Shaboozey joins Beyoncé, Linda Martell on 'Cowboy Carter': 'Full circle moment'
Shaboozey arrives as a "Cowboy Carter" contribution already conscious of cultural intersections: urban versus rural, geographic divides and, most importantly, country music's place amid other genres.
Dig back a decade, and he has a well-regarded 2014 track that namedrops NASCAR legend Jeff Gordon, a 2018 debut album entitled "Lady Wrangler," and two albums that followed entitled "Cowboys Live Forever" and "Outlaws Never Die."
"Being from Virginia, I was inspired by the that were things around me, (by) the cultural landmarks and the things I would see. I saw all types of people, being in the South or the mid-Atlantic but also being in the (semi-)North. NASCAR was a big thing I took and put into my sound and agriculture … all the things were exposed to me I put in my music.

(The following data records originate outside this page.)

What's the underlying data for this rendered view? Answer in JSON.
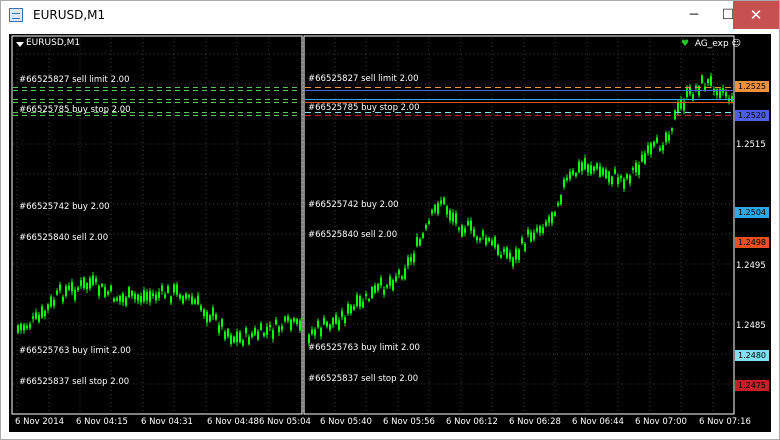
{
  "window": {
    "title": "EURUSD,M1",
    "min_glyph": "─",
    "max_glyph": "☐",
    "close_glyph": "✕"
  },
  "chart": {
    "symbol": "EURUSD,M1",
    "ea_name": "AG_exp",
    "ea_face": "☺",
    "heart": "♥",
    "colors": {
      "background": "#000000",
      "candle": "#00ff00",
      "grid": "#3a3a3a"
    },
    "orders": [
      {
        "label": "#66525827 sell limit 2.00",
        "price": "1.2525",
        "price_value": 1.2525,
        "color": "#f0903a",
        "label_color": "#f0903a",
        "left_color": "#55c655"
      },
      {
        "label": "#66525785 buy stop 2.00",
        "price": "1.2520",
        "price_value": 1.252,
        "color": "#4c5de8",
        "label_color": "#4c5de8",
        "left_color": "#55c655"
      },
      {
        "label": "#66525742 buy 2.00",
        "price": "1.2504",
        "price_value": 1.2504,
        "color": "#2fa8e8",
        "label_color": "#2fa8e8",
        "left_color": "#55c655"
      },
      {
        "label": "#66525840 sell 2.00",
        "price": "1.2498",
        "price_value": 1.2498,
        "color": "#e85020",
        "label_color": "#e85020",
        "left_color": "#55c655"
      },
      {
        "label": "#66525763 buy limit 2.00",
        "price": "1.2480",
        "price_value": 1.248,
        "color": "#80e0f0",
        "label_color": "#80e0f0",
        "left_color": "#55c655"
      },
      {
        "label": "#66525837 sell stop 2.00",
        "price": "1.2475",
        "price_value": 1.2475,
        "color": "#c81e28",
        "label_color": "#c81e28",
        "left_color": "#55c655"
      }
    ],
    "price_axis": [
      "1.2515",
      "1.2495",
      "1.2485"
    ],
    "time_axis": [
      "6 Nov 2014",
      "6 Nov 04:15",
      "6 Nov 04:31",
      "6 Nov 04:48",
      "6 Nov 05:04",
      "6 Nov 05:40",
      "6 Nov 05:56",
      "6 Nov 06:12",
      "6 Nov 06:28",
      "6 Nov 06:44",
      "6 Nov 07:00",
      "6 Nov 07:16"
    ]
  }
}
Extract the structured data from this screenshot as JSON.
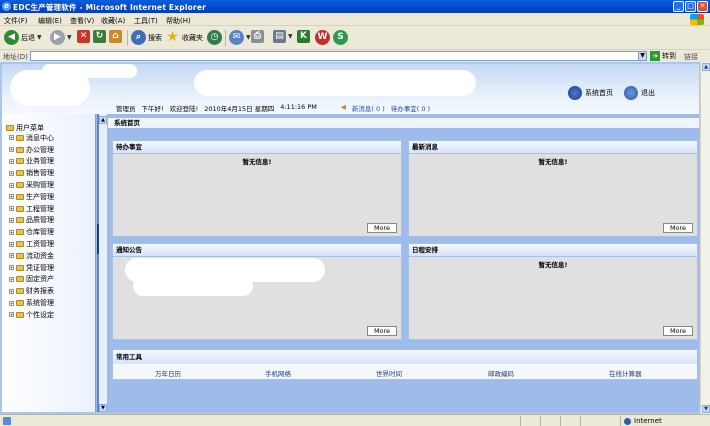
{
  "window": {
    "title": "EDC生产管理软件 - Microsoft Internet Explorer"
  },
  "menubar": [
    "文件(F)",
    "编辑(E)",
    "查看(V)",
    "收藏(A)",
    "工具(T)",
    "帮助(H)"
  ],
  "toolbar": {
    "back": "后退",
    "search": "搜索",
    "favorites": "收藏夹"
  },
  "address": {
    "label": "地址(D)",
    "value": "",
    "go": "转到",
    "links": "链接"
  },
  "header": {
    "role": "管理员",
    "greeting": "下午好!",
    "welcome": "欢迎登陆!",
    "date": "2010年4月15日 星期四",
    "time": "4:11:16 PM",
    "news": "新消息( 0 )",
    "todo": "待办事宜( 0 )",
    "home": "系统首页",
    "logout": "退出"
  },
  "sidebar": {
    "root": "用户菜单",
    "items": [
      "消息中心",
      "办公管理",
      "业务管理",
      "销售管理",
      "采购管理",
      "生产管理",
      "工程管理",
      "品质管理",
      "仓库管理",
      "工资管理",
      "流动资金",
      "凭证管理",
      "固定资产",
      "财务报表",
      "系统管理",
      "个性设定"
    ]
  },
  "main": {
    "section_title": "系统首页",
    "panels": [
      {
        "title": "待办事宜",
        "empty": "暂无信息!",
        "more": "More"
      },
      {
        "title": "最新消息",
        "empty": "暂无信息!",
        "more": "More"
      },
      {
        "title": "通知公告",
        "empty": "",
        "more": "More"
      },
      {
        "title": "日程安排",
        "empty": "暂无信息!",
        "more": "More"
      }
    ],
    "tools": {
      "title": "常用工具",
      "links": [
        "万年日历",
        "手机网络",
        "世界时间",
        "邮政编码",
        "在线计算器"
      ]
    }
  },
  "status": {
    "zone": "Internet"
  }
}
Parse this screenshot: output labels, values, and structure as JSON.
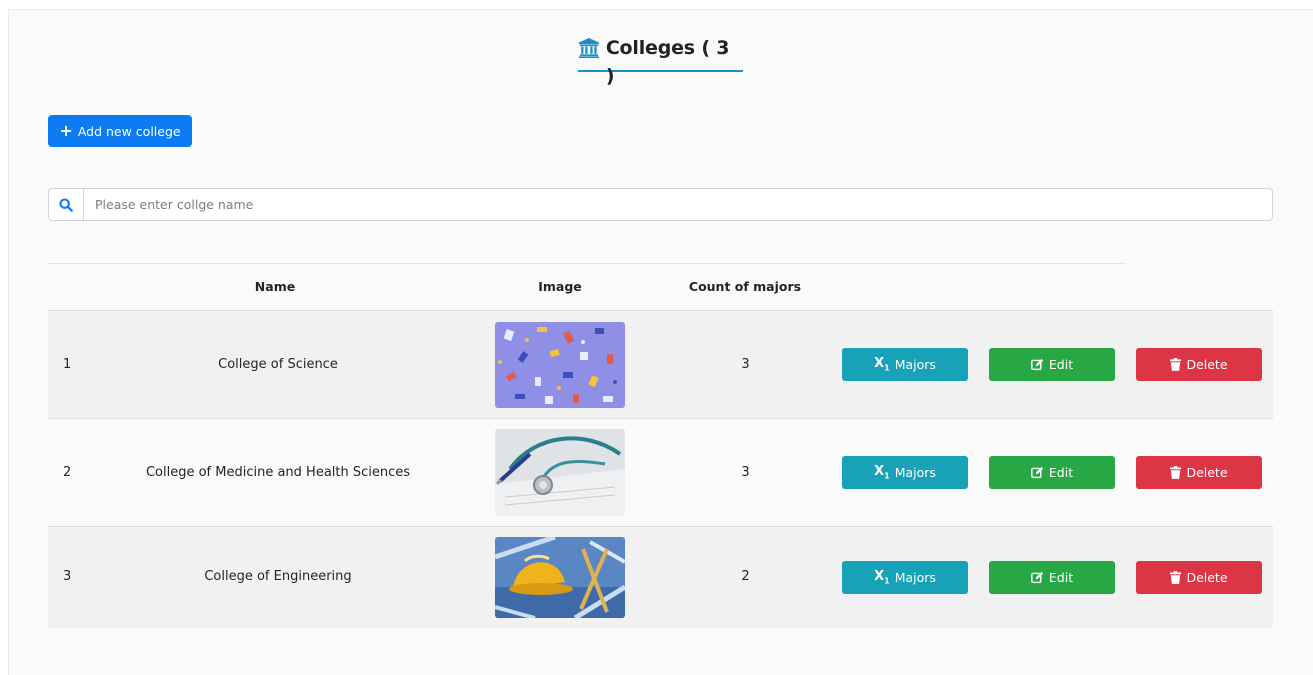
{
  "header": {
    "title": "Colleges ( 3 )",
    "icon": "university-icon",
    "accent": "#1a8fc8"
  },
  "toolbar": {
    "add_label": "Add new college",
    "add_icon": "plus-icon",
    "add_color": "#0d7cf2"
  },
  "search": {
    "placeholder": "Please enter collge name",
    "value": "",
    "icon": "search-icon"
  },
  "table": {
    "columns": [
      "",
      "Name",
      "Image",
      "Count of majors"
    ],
    "rows": [
      {
        "index": "1",
        "name": "College of Science",
        "image": "science-pattern-image",
        "count": "3"
      },
      {
        "index": "2",
        "name": "College of Medicine and Health Sciences",
        "image": "stethoscope-image",
        "count": "3"
      },
      {
        "index": "3",
        "name": "College of Engineering",
        "image": "hard-hat-blueprint-image",
        "count": "2"
      }
    ]
  },
  "actions": {
    "majors_label": "Majors",
    "edit_label": "Edit",
    "delete_label": "Delete",
    "majors_color": "#17a2b8",
    "edit_color": "#28a745",
    "delete_color": "#dc3545"
  }
}
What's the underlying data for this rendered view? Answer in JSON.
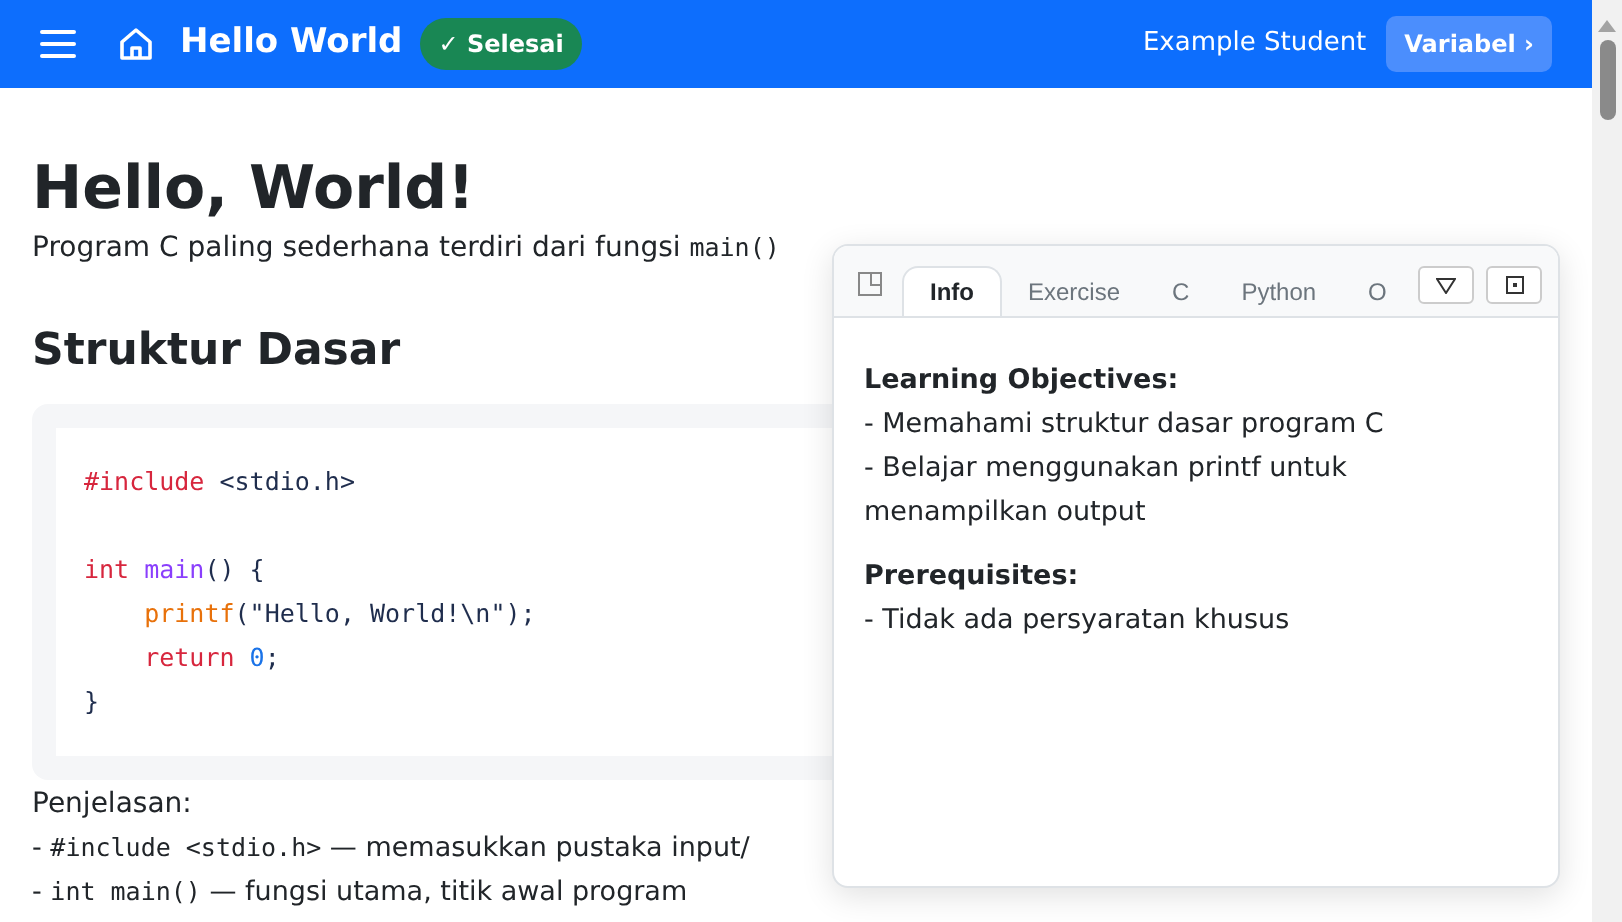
{
  "header": {
    "title": "Hello World",
    "badge": "✓ Selesai",
    "user": "Example Student",
    "next_button": "Variabel ›"
  },
  "content": {
    "title": "Hello, World!",
    "intro": [
      {
        "kind": "text",
        "text": "Program C paling sederhana terdiri dari fungsi "
      },
      {
        "kind": "code",
        "text": "main()"
      }
    ],
    "section_title": "Struktur Dasar",
    "code_lines": [
      {
        "kind": "line",
        "tokens": [
          {
            "kind": "directive",
            "text": "#include"
          },
          {
            "kind": "plain",
            "text": " <stdio.h>"
          }
        ]
      },
      {
        "kind": "blank"
      },
      {
        "kind": "line",
        "tokens": [
          {
            "kind": "keyword",
            "text": "int "
          },
          {
            "kind": "function",
            "text": "main"
          },
          {
            "kind": "plain",
            "text": "() {"
          }
        ]
      },
      {
        "kind": "line",
        "tokens": [
          {
            "kind": "builtin",
            "text": "    printf"
          },
          {
            "kind": "plain",
            "text": "(\"Hello, World!\\n\");"
          }
        ]
      },
      {
        "kind": "line",
        "tokens": [
          {
            "kind": "keyword",
            "text": "    return "
          },
          {
            "kind": "number",
            "text": "0"
          },
          {
            "kind": "plain",
            "text": ";"
          }
        ]
      },
      {
        "kind": "line",
        "tokens": [
          {
            "kind": "plain",
            "text": "}"
          }
        ]
      }
    ],
    "explanation_label": "Penjelasan:",
    "explanations": [
      [
        {
          "kind": "text",
          "text": "- "
        },
        {
          "kind": "code",
          "text": "#include <stdio.h>"
        },
        {
          "kind": "text",
          "text": " — memasukkan pustaka input/"
        }
      ],
      [
        {
          "kind": "text",
          "text": "- "
        },
        {
          "kind": "code",
          "text": "int main()"
        },
        {
          "kind": "text",
          "text": " — fungsi utama, titik awal program"
        }
      ]
    ]
  },
  "panel": {
    "tabs": [
      {
        "label": "Info",
        "selected": true
      },
      {
        "label": "Exercise",
        "selected": false
      },
      {
        "label": "C",
        "selected": false
      },
      {
        "label": "Python",
        "selected": false
      },
      {
        "label": "O",
        "selected": false
      }
    ],
    "sections": [
      {
        "heading": "Learning Objectives:",
        "items": [
          "- Memahami struktur dasar program C",
          "- Belajar menggunakan printf untuk menampilkan output"
        ]
      },
      {
        "heading": "Prerequisites:",
        "items": [
          "- Tidak ada persyaratan khusus"
        ]
      }
    ]
  }
}
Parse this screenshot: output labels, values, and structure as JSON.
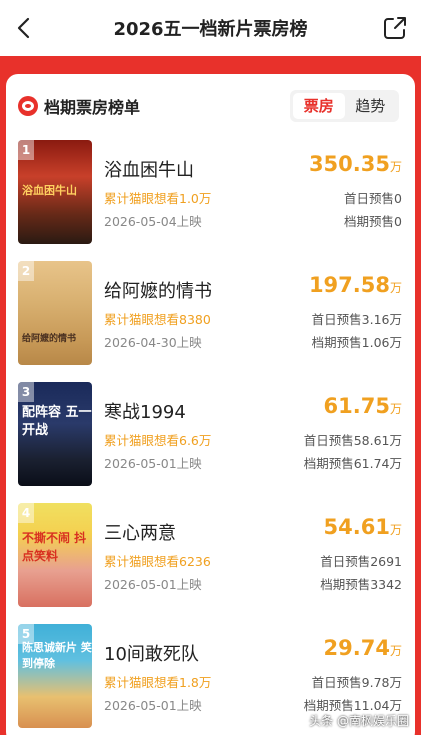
{
  "header": {
    "title": "2026五一档新片票房榜",
    "back_icon": "chevron-left-icon",
    "share_icon": "share-icon"
  },
  "section": {
    "title": "档期票房榜单",
    "icon": "maoyan-cat-icon",
    "tabs": [
      {
        "label": "票房",
        "active": true
      },
      {
        "label": "趋势",
        "active": false
      }
    ]
  },
  "colors": {
    "brand_red": "#e8312b",
    "gross_orange": "#f0a020"
  },
  "movies": [
    {
      "rank": "1",
      "name": "浴血困牛山",
      "gross": "350.35",
      "unit": "万",
      "want": "累计猫眼想看1.0万",
      "release": "2026-05-04上映",
      "presale_first": "首日预售0",
      "presale_period": "档期预售0",
      "poster_text": "浴血困牛山"
    },
    {
      "rank": "2",
      "name": "给阿嬷的情书",
      "gross": "197.58",
      "unit": "万",
      "want": "累计猫眼想看8380",
      "release": "2026-04-30上映",
      "presale_first": "首日预售3.16万",
      "presale_period": "档期预售1.06万",
      "poster_text": "给阿嬷的情书"
    },
    {
      "rank": "3",
      "name": "寒战1994",
      "gross": "61.75",
      "unit": "万",
      "want": "累计猫眼想看6.6万",
      "release": "2026-05-01上映",
      "presale_first": "首日预售58.61万",
      "presale_period": "档期预售61.74万",
      "poster_text": "配阵容 五一开战"
    },
    {
      "rank": "4",
      "name": "三心两意",
      "gross": "54.61",
      "unit": "万",
      "want": "累计猫眼想看6236",
      "release": "2026-05-01上映",
      "presale_first": "首日预售2691",
      "presale_period": "档期预售3342",
      "poster_text": "不撕不闹 抖点笑料"
    },
    {
      "rank": "5",
      "name": "10间敢死队",
      "gross": "29.74",
      "unit": "万",
      "want": "累计猫眼想看1.8万",
      "release": "2026-05-01上映",
      "presale_first": "首日预售9.78万",
      "presale_period": "档期预售11.04万",
      "poster_text": "陈思诚新片 笑到停除"
    }
  ],
  "watermark": "头条 @南枫娱乐圈"
}
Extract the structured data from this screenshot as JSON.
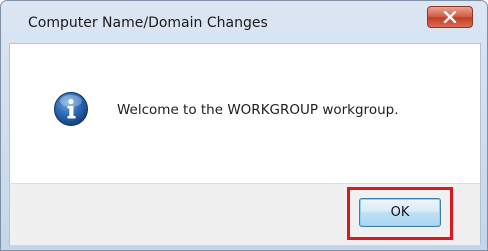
{
  "dialog": {
    "title": "Computer Name/Domain Changes",
    "message": "Welcome to the WORKGROUP workgroup.",
    "icon": "information-icon",
    "close_icon": "close-icon",
    "ok_label": "OK"
  },
  "colors": {
    "highlight": "#d71920",
    "close_button": "#c8472f",
    "info_icon": "#1f5fa8"
  }
}
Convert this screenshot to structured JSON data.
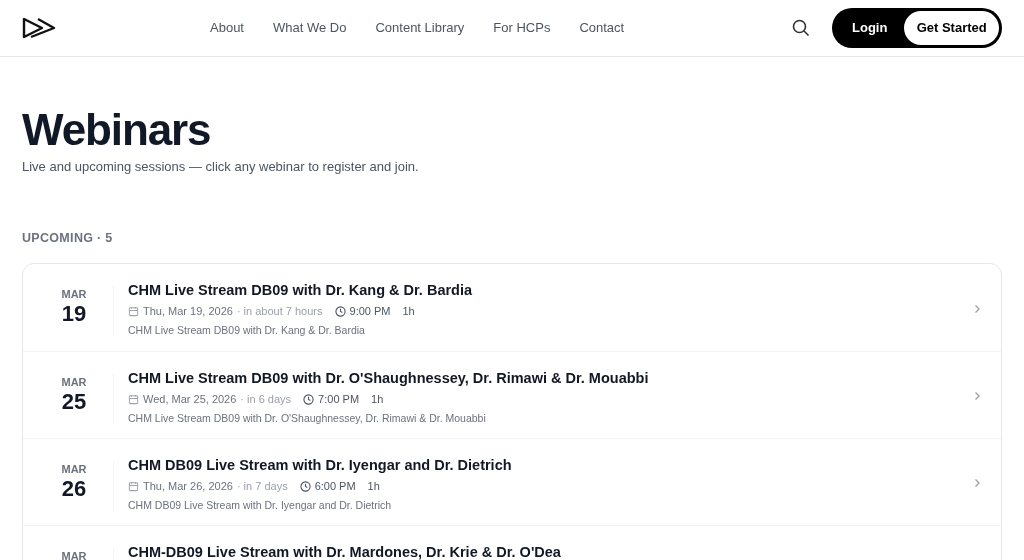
{
  "nav": {
    "links": [
      "About",
      "What We Do",
      "Content Library",
      "For HCPs",
      "Contact"
    ],
    "login": "Login",
    "get_started": "Get Started"
  },
  "page": {
    "title": "Webinars",
    "subtitle": "Live and upcoming sessions — click any webinar to register and join."
  },
  "section": {
    "label": "UPCOMING · 5"
  },
  "webinars": [
    {
      "month": "MAR",
      "day": "19",
      "title": "CHM Live Stream DB09 with Dr. Kang & Dr. Bardia",
      "date": "Thu, Mar 19, 2026",
      "relative": "· in about 7 hours",
      "time": "9:00 PM",
      "duration": "1h",
      "description": "CHM Live Stream DB09 with Dr. Kang & Dr. Bardia"
    },
    {
      "month": "MAR",
      "day": "25",
      "title": "CHM Live Stream DB09 with Dr. O'Shaughnessey, Dr. Rimawi & Dr. Mouabbi",
      "date": "Wed, Mar 25, 2026",
      "relative": "· in 6 days",
      "time": "7:00 PM",
      "duration": "1h",
      "description": "CHM Live Stream DB09 with Dr. O'Shaughnessey, Dr. Rimawi & Dr. Mouabbi"
    },
    {
      "month": "MAR",
      "day": "26",
      "title": "CHM DB09 Live Stream with Dr. Iyengar and Dr. Dietrich",
      "date": "Thu, Mar 26, 2026",
      "relative": "· in 7 days",
      "time": "6:00 PM",
      "duration": "1h",
      "description": "CHM DB09 Live Stream with Dr. Iyengar and Dr. Dietrich"
    },
    {
      "month": "MAR",
      "title": "CHM-DB09 Live Stream with Dr. Mardones, Dr. Krie & Dr. O'Dea"
    }
  ]
}
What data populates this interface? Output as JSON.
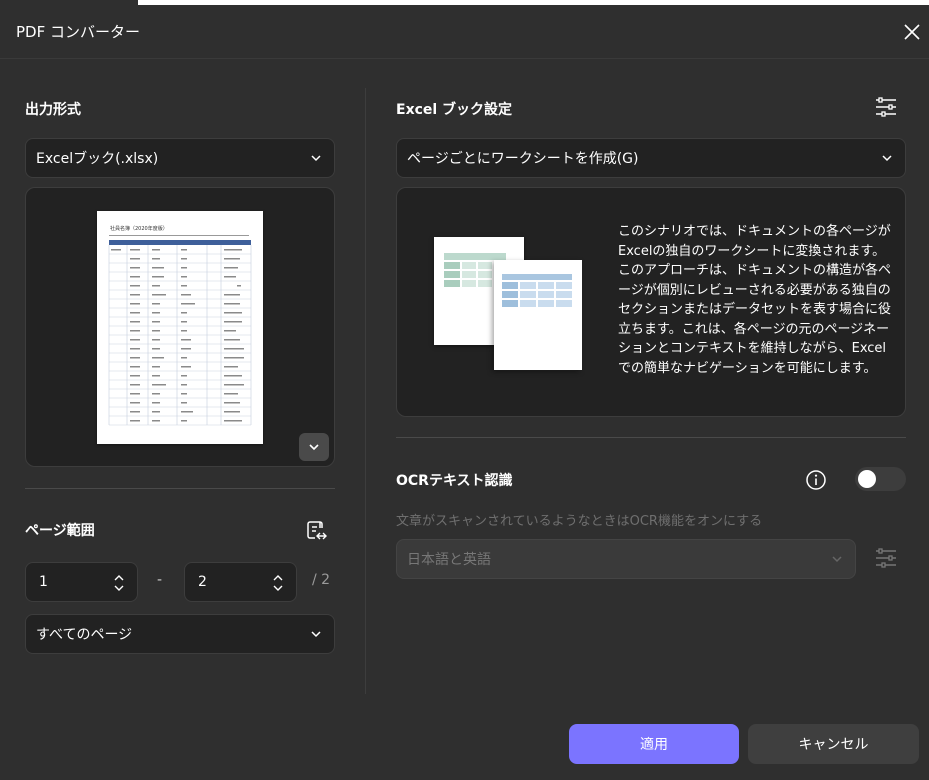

Ask him about his fellow emerging "Cowboy Carter" collaborators and he's "excited" to see the quartet of Black women on "Blackbiird." But when considering Willie Jones' appearance on "Just For Fun," he pauses dramatically.
"You know, back in 2012, I was still in high school and figuring out how I could combine all of my musical interests and Willie was out there on 'X Factor,'" he says. "Even though we've met in Los Angeles and still speak regularly, that makes 'Cowboy Carter' feel like a full circle moment."
Shaboozey has a new album, "Where I've Been, isn't Where I'm Going," dropping May 31 via Empire Records, but right now he's celebrating Beyoncé's arrival to the country genre — and the impact she's created for those in the Black country scene.
"It's great to see us get our flowers and come together in celebration of being different and being unique."